Electrolytic machining of glass may be feasible, using a sort of micro-scale variant of the chlor-alkali process in which the alkali-producing anode directs a stream of dilute near-boiling aqueous alkali against the glass, locally corroding its surface into soluble sodium silicate which is immediately washed away, carrying the ionic current toward the anode. This would be a very slow process, but may be useful for precisely shaping amorphous silicates.
As I understand it, the usual overall reaction of electrolysis of, for example, sodium bicarbonate works like this. The current is carried by Na+ ions migrating from the anode to the cathode (in industrial practice, through a cation-exchange membrane), while the HCO3- ions left behind at the anode give up their electrons to the anode and produce CO2, O2, and water: 4HCO3- -> 4CO2 + 4OH-; 4OH- -> O2 + 2H2O + 4e-. At the cathode, meanwhile, the Na+ ions aren’t actually taking the electrodes from it; instead, they’re taking hydroxyls from it, which the cathode is producing as 4H2O + 4e- -> 2H2 + 4OH-. So the overall reaction is apparently 4NaHCO3 + 2H2O -> 4NaOH + 4CO2 + O2 + 2H2. This contradicts Simon et al., which says it’s 2NaHCO3 + 2H2O -> 2NaOH + 2CO2 + O2 + 2H2, splitting twice as much water, but I guess you could totally have some arbitrary number of hydroxyl anions additionally traveling in the opposite direction through the cation-exchange membrane and thus totally split twice as much water, or ten times as much. Or maybe I miscalculated something above?
Anyway, so for glass ECM in this context you would have a tiny little “chlor-alkali” sodium bicarbonate cell whose cathode is a metal tube, like a hypodermic, nearly pressed up against the glass. Hot water is being pumped through the tube through a membrane, behind which you have a tiny pressure chamber, made of an insulator, full of ridiculously positively charged water. The water is pumped into it from where it’s bubbling out oxygen and carbon dioxide after the anode destroys bicarbonate ions and gives the water that strong positive charge. The cathode neutralizes this positive charge and produces hydroxyl ions and hydrogen gas, which then come out its tip tens of microns away from the glass. After the alkaline water impinges on the glass it spreads out into a rapid current of some kind of buffer or acid, which neutralizes it and keeps it from corroding the rest of the glass. Maybe the acid is also produced by a similar kind of electrolytic cell, from sodium sulfate or something, so you don’t need an acid reservoir. Maybe even the same electrolytic cell.

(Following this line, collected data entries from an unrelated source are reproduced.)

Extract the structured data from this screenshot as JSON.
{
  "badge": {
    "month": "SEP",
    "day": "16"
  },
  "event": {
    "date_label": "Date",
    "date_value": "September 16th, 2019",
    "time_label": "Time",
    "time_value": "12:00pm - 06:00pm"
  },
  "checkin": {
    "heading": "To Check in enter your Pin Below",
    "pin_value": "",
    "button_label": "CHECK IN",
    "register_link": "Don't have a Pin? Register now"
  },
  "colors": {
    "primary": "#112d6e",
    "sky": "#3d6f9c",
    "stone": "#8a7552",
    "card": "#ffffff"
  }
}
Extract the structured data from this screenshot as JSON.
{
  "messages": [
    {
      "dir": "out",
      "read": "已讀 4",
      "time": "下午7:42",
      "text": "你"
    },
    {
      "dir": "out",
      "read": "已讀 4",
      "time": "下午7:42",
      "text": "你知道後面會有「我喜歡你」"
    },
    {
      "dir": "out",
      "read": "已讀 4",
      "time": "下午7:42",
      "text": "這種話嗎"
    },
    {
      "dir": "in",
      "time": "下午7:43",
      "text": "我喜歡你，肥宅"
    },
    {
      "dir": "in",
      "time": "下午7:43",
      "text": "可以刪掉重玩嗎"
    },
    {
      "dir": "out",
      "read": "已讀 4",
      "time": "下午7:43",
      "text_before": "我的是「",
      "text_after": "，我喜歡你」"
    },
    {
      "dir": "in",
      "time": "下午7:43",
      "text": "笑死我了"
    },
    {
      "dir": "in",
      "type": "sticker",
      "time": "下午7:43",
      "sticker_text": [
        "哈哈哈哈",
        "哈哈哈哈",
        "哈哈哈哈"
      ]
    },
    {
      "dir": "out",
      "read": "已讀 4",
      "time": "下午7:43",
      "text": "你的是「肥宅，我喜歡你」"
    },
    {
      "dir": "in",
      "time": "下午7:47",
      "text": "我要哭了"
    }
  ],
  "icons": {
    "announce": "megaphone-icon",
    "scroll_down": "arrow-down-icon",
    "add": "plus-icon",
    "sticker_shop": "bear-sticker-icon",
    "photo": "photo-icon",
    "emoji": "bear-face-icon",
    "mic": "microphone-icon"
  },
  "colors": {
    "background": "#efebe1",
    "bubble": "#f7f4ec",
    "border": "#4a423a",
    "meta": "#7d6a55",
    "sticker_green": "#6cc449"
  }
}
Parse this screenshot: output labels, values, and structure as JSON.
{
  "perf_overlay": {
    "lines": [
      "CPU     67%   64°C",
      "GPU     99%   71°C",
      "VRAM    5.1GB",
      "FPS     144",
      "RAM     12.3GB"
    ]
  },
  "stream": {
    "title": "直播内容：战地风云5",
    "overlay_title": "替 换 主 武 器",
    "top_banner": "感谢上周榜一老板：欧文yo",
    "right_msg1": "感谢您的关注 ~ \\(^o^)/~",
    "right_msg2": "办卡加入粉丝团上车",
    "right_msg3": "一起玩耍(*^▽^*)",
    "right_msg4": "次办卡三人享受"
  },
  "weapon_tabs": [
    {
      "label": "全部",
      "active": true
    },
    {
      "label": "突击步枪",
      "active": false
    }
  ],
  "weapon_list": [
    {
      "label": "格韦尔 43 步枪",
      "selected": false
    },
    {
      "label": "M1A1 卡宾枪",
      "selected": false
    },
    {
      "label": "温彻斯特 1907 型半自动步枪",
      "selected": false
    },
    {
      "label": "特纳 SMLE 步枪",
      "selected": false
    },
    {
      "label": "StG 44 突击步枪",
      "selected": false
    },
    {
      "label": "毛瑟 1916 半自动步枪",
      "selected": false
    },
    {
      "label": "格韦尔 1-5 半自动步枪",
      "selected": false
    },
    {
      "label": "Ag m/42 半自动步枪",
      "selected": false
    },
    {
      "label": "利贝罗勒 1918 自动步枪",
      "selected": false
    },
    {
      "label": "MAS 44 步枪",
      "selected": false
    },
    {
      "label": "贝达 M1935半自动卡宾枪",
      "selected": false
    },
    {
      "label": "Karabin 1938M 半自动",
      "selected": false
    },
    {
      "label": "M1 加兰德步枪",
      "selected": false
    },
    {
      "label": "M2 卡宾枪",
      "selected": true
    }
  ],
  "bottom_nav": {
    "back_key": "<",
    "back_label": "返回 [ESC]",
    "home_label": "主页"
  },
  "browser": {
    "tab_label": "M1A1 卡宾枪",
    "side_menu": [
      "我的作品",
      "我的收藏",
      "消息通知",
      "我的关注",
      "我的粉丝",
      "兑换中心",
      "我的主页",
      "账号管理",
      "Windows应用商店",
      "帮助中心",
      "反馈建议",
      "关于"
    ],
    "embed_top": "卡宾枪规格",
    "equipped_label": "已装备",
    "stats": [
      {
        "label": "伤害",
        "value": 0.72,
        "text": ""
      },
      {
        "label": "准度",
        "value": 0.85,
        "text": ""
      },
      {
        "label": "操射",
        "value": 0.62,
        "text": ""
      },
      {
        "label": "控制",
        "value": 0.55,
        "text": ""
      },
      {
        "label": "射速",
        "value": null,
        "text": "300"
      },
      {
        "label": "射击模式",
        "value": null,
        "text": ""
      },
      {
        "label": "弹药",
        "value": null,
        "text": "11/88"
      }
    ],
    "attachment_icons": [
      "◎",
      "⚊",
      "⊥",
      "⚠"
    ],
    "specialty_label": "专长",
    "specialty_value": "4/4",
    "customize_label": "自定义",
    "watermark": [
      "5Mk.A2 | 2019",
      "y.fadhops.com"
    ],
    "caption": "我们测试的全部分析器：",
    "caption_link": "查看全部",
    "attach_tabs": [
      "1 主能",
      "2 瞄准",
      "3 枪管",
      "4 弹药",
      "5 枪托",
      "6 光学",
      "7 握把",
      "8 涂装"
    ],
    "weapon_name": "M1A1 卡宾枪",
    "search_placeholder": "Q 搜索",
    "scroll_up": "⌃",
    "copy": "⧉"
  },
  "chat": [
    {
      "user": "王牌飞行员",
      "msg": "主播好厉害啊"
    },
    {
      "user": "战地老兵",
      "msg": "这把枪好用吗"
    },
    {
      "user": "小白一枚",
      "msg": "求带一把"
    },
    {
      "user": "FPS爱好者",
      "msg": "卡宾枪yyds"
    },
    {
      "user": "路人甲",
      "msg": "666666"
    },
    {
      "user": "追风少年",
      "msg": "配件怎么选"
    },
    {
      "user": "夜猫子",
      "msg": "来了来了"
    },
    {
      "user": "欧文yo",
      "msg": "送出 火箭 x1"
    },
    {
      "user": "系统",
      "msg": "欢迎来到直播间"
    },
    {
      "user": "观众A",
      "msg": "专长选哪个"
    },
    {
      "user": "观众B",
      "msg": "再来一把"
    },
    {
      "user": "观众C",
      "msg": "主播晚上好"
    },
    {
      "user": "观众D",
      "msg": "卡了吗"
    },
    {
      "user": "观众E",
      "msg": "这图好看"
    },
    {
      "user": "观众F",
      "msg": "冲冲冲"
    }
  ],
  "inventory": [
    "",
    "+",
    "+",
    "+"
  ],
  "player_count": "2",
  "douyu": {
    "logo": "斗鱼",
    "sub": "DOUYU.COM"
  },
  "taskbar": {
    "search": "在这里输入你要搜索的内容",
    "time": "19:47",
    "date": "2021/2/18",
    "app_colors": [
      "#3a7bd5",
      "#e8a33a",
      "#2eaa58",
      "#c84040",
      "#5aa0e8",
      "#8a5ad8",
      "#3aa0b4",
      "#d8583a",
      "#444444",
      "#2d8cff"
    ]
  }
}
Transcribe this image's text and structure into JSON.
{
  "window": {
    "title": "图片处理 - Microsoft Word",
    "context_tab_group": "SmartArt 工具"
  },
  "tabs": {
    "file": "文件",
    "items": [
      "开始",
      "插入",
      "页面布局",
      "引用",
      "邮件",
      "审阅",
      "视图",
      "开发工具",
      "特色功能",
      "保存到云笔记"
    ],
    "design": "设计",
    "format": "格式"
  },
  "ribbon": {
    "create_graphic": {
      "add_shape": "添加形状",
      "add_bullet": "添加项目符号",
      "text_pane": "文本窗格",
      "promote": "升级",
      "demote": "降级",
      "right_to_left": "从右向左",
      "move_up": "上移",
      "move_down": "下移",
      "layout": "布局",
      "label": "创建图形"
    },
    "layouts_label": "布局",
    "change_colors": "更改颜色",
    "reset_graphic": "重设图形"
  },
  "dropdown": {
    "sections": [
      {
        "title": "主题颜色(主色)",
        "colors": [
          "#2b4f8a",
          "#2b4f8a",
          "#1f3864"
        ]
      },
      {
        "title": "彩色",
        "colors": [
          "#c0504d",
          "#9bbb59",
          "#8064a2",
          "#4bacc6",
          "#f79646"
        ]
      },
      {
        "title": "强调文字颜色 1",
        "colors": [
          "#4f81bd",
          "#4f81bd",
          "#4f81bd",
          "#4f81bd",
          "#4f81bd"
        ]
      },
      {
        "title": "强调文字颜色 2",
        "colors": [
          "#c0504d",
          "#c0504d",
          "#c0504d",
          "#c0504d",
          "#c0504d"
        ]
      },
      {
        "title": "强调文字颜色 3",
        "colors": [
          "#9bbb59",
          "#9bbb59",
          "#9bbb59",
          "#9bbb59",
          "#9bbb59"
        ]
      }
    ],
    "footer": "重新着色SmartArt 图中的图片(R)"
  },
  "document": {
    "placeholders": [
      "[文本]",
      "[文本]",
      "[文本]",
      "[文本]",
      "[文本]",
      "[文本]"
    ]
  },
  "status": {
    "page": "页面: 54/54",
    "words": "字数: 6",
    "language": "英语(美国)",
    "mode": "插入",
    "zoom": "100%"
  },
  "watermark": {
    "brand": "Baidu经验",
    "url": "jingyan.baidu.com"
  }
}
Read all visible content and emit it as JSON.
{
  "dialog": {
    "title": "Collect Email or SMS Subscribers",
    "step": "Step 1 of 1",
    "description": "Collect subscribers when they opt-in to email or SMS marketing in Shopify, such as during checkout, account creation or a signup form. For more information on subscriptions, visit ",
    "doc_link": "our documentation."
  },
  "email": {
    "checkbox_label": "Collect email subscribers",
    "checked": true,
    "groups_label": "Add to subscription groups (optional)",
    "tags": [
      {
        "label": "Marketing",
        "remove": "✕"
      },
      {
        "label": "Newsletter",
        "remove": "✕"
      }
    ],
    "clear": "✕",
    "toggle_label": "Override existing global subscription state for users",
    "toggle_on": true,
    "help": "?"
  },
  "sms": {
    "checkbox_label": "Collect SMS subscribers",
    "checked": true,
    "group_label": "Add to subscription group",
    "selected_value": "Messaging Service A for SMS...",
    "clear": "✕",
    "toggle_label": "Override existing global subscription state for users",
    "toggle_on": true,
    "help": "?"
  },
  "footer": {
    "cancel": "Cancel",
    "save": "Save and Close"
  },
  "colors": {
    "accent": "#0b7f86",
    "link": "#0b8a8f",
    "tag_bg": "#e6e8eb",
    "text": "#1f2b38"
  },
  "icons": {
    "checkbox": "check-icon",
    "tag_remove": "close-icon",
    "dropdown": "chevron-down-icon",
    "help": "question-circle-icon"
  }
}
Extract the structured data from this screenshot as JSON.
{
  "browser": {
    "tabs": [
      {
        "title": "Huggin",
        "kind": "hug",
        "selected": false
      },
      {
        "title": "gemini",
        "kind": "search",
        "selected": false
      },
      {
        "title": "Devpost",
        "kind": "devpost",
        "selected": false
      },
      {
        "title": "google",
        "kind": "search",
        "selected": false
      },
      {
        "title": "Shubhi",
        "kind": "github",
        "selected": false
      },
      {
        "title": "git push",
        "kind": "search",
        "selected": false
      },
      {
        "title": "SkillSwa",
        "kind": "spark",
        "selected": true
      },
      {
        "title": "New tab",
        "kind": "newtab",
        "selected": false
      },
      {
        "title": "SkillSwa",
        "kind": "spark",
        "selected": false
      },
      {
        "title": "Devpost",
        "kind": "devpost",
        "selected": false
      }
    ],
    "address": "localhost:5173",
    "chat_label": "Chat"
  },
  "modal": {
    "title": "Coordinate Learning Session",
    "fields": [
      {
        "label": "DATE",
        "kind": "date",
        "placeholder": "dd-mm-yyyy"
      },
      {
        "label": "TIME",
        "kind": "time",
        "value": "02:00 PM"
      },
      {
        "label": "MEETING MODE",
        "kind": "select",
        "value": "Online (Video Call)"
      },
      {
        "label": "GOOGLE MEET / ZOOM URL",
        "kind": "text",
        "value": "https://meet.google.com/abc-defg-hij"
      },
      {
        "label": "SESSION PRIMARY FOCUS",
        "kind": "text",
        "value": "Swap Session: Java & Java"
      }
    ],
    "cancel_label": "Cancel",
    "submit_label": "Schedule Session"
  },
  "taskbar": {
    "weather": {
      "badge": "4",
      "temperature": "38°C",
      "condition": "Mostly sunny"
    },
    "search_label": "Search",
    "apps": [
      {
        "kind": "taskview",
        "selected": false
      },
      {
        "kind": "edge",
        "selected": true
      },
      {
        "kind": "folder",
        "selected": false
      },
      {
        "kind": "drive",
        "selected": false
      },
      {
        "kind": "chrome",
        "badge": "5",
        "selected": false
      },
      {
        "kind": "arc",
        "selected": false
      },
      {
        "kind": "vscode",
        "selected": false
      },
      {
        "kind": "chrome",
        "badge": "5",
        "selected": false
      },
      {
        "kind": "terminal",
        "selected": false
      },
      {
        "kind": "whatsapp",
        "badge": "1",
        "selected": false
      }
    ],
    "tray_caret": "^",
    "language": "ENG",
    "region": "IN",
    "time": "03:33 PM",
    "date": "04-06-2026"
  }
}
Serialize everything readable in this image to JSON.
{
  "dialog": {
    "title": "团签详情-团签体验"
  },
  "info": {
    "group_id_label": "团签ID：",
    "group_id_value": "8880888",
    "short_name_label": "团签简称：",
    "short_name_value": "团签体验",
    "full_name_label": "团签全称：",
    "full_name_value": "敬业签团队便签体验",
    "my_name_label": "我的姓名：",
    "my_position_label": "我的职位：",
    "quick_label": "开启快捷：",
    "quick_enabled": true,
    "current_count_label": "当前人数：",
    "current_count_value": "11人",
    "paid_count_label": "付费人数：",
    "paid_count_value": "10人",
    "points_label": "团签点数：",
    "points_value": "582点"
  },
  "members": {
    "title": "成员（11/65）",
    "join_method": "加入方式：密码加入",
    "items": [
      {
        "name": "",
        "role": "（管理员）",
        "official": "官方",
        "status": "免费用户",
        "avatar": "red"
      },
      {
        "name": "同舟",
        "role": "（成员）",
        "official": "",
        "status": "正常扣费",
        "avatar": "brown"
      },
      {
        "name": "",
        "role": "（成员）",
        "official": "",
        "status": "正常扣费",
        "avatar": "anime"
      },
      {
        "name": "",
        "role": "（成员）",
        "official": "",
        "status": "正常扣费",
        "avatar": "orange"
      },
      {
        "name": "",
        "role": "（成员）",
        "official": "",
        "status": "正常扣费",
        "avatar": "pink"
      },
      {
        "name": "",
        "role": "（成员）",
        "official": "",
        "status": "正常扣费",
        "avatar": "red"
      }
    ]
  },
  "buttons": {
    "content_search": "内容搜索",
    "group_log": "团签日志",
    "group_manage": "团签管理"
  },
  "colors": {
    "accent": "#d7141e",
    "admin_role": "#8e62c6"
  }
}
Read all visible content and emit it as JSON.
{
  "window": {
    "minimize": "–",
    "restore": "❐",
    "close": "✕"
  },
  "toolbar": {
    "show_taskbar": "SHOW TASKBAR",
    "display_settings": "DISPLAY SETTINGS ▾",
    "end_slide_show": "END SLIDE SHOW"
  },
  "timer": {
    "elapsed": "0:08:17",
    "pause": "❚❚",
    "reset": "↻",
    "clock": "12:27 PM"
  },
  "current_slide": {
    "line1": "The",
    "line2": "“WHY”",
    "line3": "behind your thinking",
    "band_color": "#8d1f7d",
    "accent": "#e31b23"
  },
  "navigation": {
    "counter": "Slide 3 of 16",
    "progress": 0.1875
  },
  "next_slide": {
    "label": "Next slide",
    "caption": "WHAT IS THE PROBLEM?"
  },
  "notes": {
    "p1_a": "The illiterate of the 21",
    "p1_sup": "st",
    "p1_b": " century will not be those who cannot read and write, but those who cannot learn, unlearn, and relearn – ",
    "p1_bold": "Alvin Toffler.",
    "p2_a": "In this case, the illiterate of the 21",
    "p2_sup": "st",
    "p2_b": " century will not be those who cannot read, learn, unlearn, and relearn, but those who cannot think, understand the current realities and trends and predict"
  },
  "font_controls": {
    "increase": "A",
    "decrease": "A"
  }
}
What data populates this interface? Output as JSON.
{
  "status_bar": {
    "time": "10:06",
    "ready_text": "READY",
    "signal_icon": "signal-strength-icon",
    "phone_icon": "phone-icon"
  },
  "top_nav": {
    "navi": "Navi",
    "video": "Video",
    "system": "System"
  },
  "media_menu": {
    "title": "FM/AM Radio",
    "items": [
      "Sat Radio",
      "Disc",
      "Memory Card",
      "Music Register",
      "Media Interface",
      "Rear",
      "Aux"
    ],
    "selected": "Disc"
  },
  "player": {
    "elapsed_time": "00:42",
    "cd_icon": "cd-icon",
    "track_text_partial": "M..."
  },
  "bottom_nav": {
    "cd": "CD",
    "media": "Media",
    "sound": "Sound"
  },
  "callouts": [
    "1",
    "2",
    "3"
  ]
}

Now, how plausible is this? I was originally thinking it would require a totally implausible degree of macroscopic charge separation, with unrealistically large coulombic forces from the highly charged water on nearby objects. But of course the reason water is a good solvent for things like sodium ions is precisely that it solvates them with its high permittivity, screening all but a tiny amount of their electric field. And nickel, at least, can withstand contact with hot caustic solutions. You might need to supplement the needle cathode with a high-surface-area reticulated non-graphitizable carbon electrode, and build the anode in the same way, to get high enough current. You might need to use a high overvoltage and thus get poor current efficiency. But it seems clearly feasible.
What if you ditch all the complicated plumbing and just immerse the glass in the hot sodium bicarbonate solution or whatever, and for your cathode use a solid metal needle insulated except for the tip? What happens if you pump a pulse of electrons into the cathode? Won’t they produce hydroxyls that attract more Na+ to the area and enable it to etch the glass there? Won’t they repel HCO3- ions from the area?
Well, I don’t know. Maybe? It seems like it ought to work.
We might be talking about microscopic effects, though; some researchers ran some experiments on glass recycling in 02010 and it took them about 15 days to dissolve 25% of their glass samples, pulverized to 250-800 microns, in 1-molar NaOH at 70°. KOH was somewhat less effective, 5-M NaOH was slightly more effective, using a solution at only 50° was much less effective, and smaller particles sizes were significantly more effective, but overall we’re talking about rates in the ballpark of 30 microns a day or 400 picometers per second.
Yet I’ve seen demonstrations of dissolving silica gel in 30% aqueous NaOH that converted amorphous silica gel to sodium silicate in a few hours. The silica gel in question didn’t have any alkaline earth elements in it, I suppose, which Kouassi et al. mentioned as a factor that slowed dissolution for them. And the demonstrations I’ve seen where lye dissolved glass in seconds or minutes were with molten anhydrous lye, not aqueous lye, which would be something like “25 molar” and is also at something like 350° instead of 70° or 100°.